First, the user inputs a transition table from the transition table input step A1, and the judgment information generation means 1 generates a list of compatible pairs, incompatibles, etc., in order to search for the optimal maximum compatibility class generation program for the input transition table. Obtain information about the number of sex pairs and whether or not they are in an incompatible pair state. Based on this information, the determining means 3 compares the number of compatible pairs and incompatible pairs in step B1, and if the number of compatible pairs is less than the number of incompatible pairs, then in selection step B5 of method 3, compatibility is determined. By applying the pair to method 3, the maximum compatibility class is obtained by the maximum compatibility class generation step A4 using the optimal method, and the minimum internal state is obtained by the minimum solution generation step A5.

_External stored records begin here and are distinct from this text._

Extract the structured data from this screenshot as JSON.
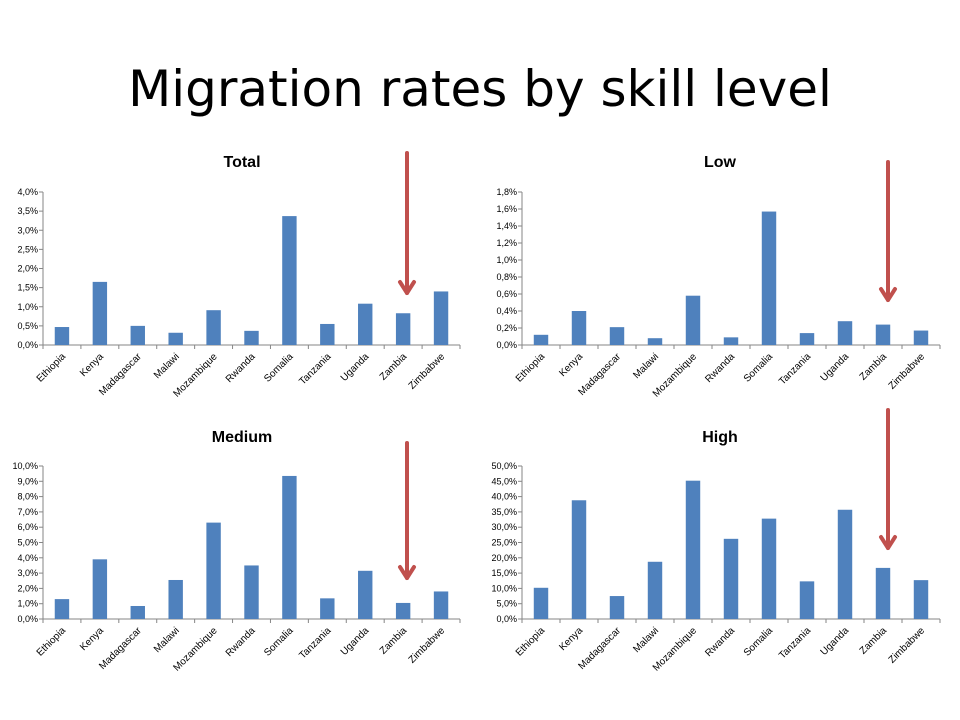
{
  "slide": {
    "title": "Migration rates by skill level"
  },
  "colors": {
    "bar": "#4f81bd",
    "arrow": "#c0504d",
    "axis": "#868686"
  },
  "chart_data": [
    {
      "type": "bar",
      "title": "Total",
      "categories": [
        "Ethiopia",
        "Kenya",
        "Madagascar",
        "Malawi",
        "Mozambique",
        "Rwanda",
        "Somalia",
        "Tanzania",
        "Uganda",
        "Zambia",
        "Zimbabwe"
      ],
      "values": [
        0.47,
        1.65,
        0.5,
        0.32,
        0.91,
        0.37,
        3.37,
        0.55,
        1.08,
        0.83,
        1.4
      ],
      "ylim": [
        0,
        4.0
      ],
      "yticks": [
        "0,0%",
        "0,5%",
        "1,0%",
        "1,5%",
        "2,0%",
        "2,5%",
        "3,0%",
        "3,5%",
        "4,0%"
      ],
      "xlabel": "",
      "ylabel": "",
      "grid": false,
      "highlight": "Zambia"
    },
    {
      "type": "bar",
      "title": "Low",
      "categories": [
        "Ethiopia",
        "Kenya",
        "Madagascar",
        "Malawi",
        "Mozambique",
        "Rwanda",
        "Somalia",
        "Tanzania",
        "Uganda",
        "Zambia",
        "Zimbabwe"
      ],
      "values": [
        0.12,
        0.4,
        0.21,
        0.08,
        0.58,
        0.09,
        1.57,
        0.14,
        0.28,
        0.24,
        0.17
      ],
      "ylim": [
        0,
        1.8
      ],
      "yticks": [
        "0,0%",
        "0,2%",
        "0,4%",
        "0,6%",
        "0,8%",
        "1,0%",
        "1,2%",
        "1,4%",
        "1,6%",
        "1,8%"
      ],
      "xlabel": "",
      "ylabel": "",
      "grid": false,
      "highlight": "Zambia"
    },
    {
      "type": "bar",
      "title": "Medium",
      "categories": [
        "Ethiopia",
        "Kenya",
        "Madagascar",
        "Malawi",
        "Mozambique",
        "Rwanda",
        "Somalia",
        "Tanzania",
        "Uganda",
        "Zambia",
        "Zimbabwe"
      ],
      "values": [
        1.3,
        3.9,
        0.85,
        2.55,
        6.3,
        3.5,
        9.35,
        1.35,
        3.15,
        1.05,
        1.8
      ],
      "ylim": [
        0,
        10.0
      ],
      "yticks": [
        "0,0%",
        "1,0%",
        "2,0%",
        "3,0%",
        "4,0%",
        "5,0%",
        "6,0%",
        "7,0%",
        "8,0%",
        "9,0%",
        "10,0%"
      ],
      "xlabel": "",
      "ylabel": "",
      "grid": false,
      "highlight": "Zambia"
    },
    {
      "type": "bar",
      "title": "High",
      "categories": [
        "Ethiopia",
        "Kenya",
        "Madagascar",
        "Malawi",
        "Mozambique",
        "Rwanda",
        "Somalia",
        "Tanzania",
        "Uganda",
        "Zambia",
        "Zimbabwe"
      ],
      "values": [
        10.2,
        38.8,
        7.5,
        18.7,
        45.2,
        26.2,
        32.8,
        12.3,
        35.7,
        16.7,
        12.7
      ],
      "ylim": [
        0,
        50.0
      ],
      "yticks": [
        "0,0%",
        "5,0%",
        "10,0%",
        "15,0%",
        "20,0%",
        "25,0%",
        "30,0%",
        "35,0%",
        "40,0%",
        "45,0%",
        "50,0%"
      ],
      "xlabel": "",
      "ylabel": "",
      "grid": false,
      "highlight": "Zambia"
    }
  ]
}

As an example, for a state transition table input in which the number of incompatible pairs obtained from the input state transition table is 12 and the number of compatible pairs is 9, the minimum solution is found using the incompatible pairs. The S, R, Das method is used to obtain the minimum solution, and the E, Ftoffer method is used to obtain the minimum solution using compatible pairs. K to do.

E. It cannot be confirmed that the 5toffer method is about twice as fast.

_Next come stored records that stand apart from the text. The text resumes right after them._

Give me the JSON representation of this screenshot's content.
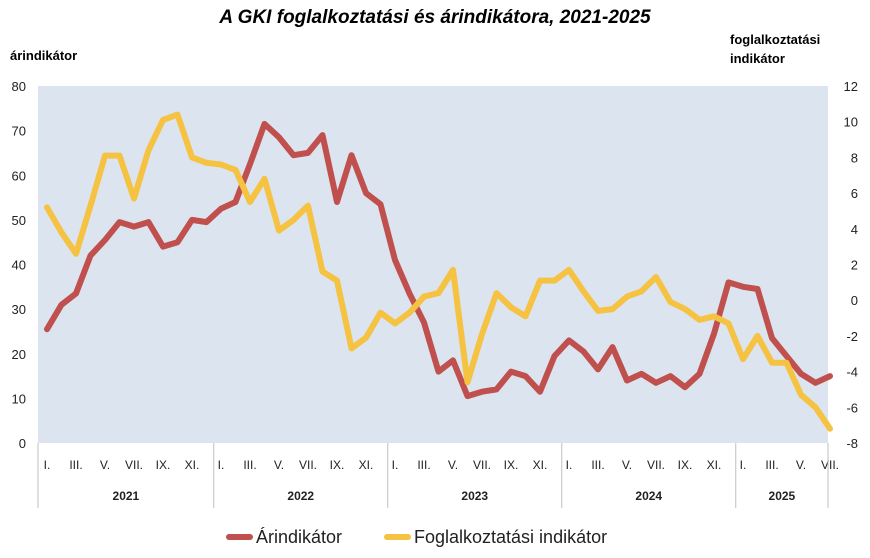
{
  "chart_data": {
    "type": "line",
    "title": "A GKI foglalkoztatási és árindikátora, 2021-2025",
    "ylabel_left": "árindikátor",
    "ylabel_right": [
      "foglalkoztatási",
      "indikátor"
    ],
    "ylim_left": [
      0,
      80
    ],
    "ylim_right": [
      -8,
      12
    ],
    "yticks_left": [
      "0",
      "10",
      "20",
      "30",
      "40",
      "50",
      "60",
      "70",
      "80"
    ],
    "yticks_right": [
      "-8",
      "-6",
      "-4",
      "-2",
      "0",
      "2",
      "4",
      "6",
      "8",
      "10",
      "12"
    ],
    "x_tick_labels": [
      "I.",
      "III.",
      "V.",
      "VII.",
      "IX.",
      "XI.",
      "I.",
      "III.",
      "V.",
      "VII.",
      "IX.",
      "XI.",
      "I.",
      "III.",
      "V.",
      "VII.",
      "IX.",
      "XI.",
      "I.",
      "III.",
      "V.",
      "VII.",
      "IX.",
      "XI.",
      "I.",
      "III.",
      "V.",
      "VII."
    ],
    "years": [
      "2021",
      "2022",
      "2023",
      "2024",
      "2025"
    ],
    "months_per_year": [
      12,
      12,
      12,
      12,
      7
    ],
    "grid": "none",
    "legend_position": "bottom",
    "series": [
      {
        "name": "Árindikátor",
        "axis": "left",
        "color": "#c0504d",
        "values": [
          25.5,
          31,
          33.5,
          42,
          45.5,
          49.5,
          48.5,
          49.5,
          44,
          45,
          50,
          49.5,
          52.5,
          54,
          62.5,
          71.5,
          68.5,
          64.5,
          65,
          69,
          54,
          64.5,
          56,
          53.5,
          41,
          33.5,
          27,
          16,
          18.5,
          10.5,
          11.5,
          12,
          16,
          15,
          11.5,
          19.5,
          23,
          20.5,
          16.5,
          21.5,
          14,
          15.5,
          13.5,
          15,
          12.5,
          15.5,
          24.5,
          36,
          35,
          34.5,
          23.5,
          19.5,
          15.5,
          13.5,
          15
        ]
      },
      {
        "name": "Foglalkoztatási indikátor",
        "axis": "right",
        "color": "#f5c242",
        "values": [
          5.2,
          3.8,
          2.6,
          5.3,
          8.1,
          8.1,
          5.7,
          8.4,
          10.1,
          10.4,
          8,
          7.7,
          7.6,
          7.3,
          5.5,
          6.8,
          3.9,
          4.5,
          5.3,
          1.6,
          1.1,
          -2.7,
          -2.1,
          -0.7,
          -1.3,
          -0.7,
          0.2,
          0.4,
          1.7,
          -4.6,
          -1.9,
          0.4,
          -0.4,
          -0.9,
          1.1,
          1.1,
          1.7,
          0.5,
          -0.6,
          -0.5,
          0.2,
          0.5,
          1.3,
          -0.1,
          -0.5,
          -1.1,
          -0.9,
          -1.3,
          -3.3,
          -2,
          -3.5,
          -3.5,
          -5.3,
          -6,
          -7.2
        ]
      }
    ]
  }
}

Selection B of method 1 from state determination B2 of incompatible pairs in Figure 3
3. The steps up to selection B4 of method 2 are for explaining the second embodiment of the present invention. This embodiment is the same as the first embodiment except that an incompatibility class is used to generate a maximum compatibility class.

In step B1 of determining the number of compatible pairs and incompatible pairs,
If the number of incompatible pairs is less than the number of compatible pairs, in incompatible pair state determination step B2, if the set of incompatible pairs has all the states and there are no overlapping states. obtains the maximum compatibility class by selection step B3 of method 1; otherwise obtains the maximum compatibility class by selection step B4 of method 2.

To give an example, input a state transition table in which the number of compatible pairs obtained from the input state transition table is 28 and the number of incompatible pairs is 8, and in order to minimize the incompatible pairs, Comparing the processing speeds using the S, R, Das method and the E,5toffer method using compatible pairs, we find that it uses incompatible pairs with a small number of pairs. It was confirmed that adopting the S, R, Das method was about three times faster.

〔Effect of the invention〕

The present invention doubles the processing speed by allowing the system to automatically select the optimal method for generating maximum compatibility classes by simply inputting a transition table by the user. It will be about 5 times faster. Furthermore, by having the system make the decision to select the optimal method,
This has the effect that the user can perform processing without being conscious of the decision.

[Brief explanation of the drawing]

FIG. 1 is a configuration diagram showing one embodiment of the present invention, and FIG.
FIG. 3 is a flowchart showing the configuration of the determining means 3 of FIG. 1, and FIG. 4 is a flowchart showing a conventional technique. 1... Judgment information generating means, 2... Searching means, 3...
- Determination means, 4... Application means, 5... Minimum group generation means.

Claims (1)

[Claims] In a method for minimizing an incompletely specified sequential circuit by inputting data of a state transition table of the incompletely specified sequential circuit, characteristic information of a set of internal state pairs obtained from the input state transition table data is generated. and a means for generating a sequential circuit with a minimum number of states by selecting and applying an optimal method from a plurality of methods prepared in advance according to the information. Circuit minimization method.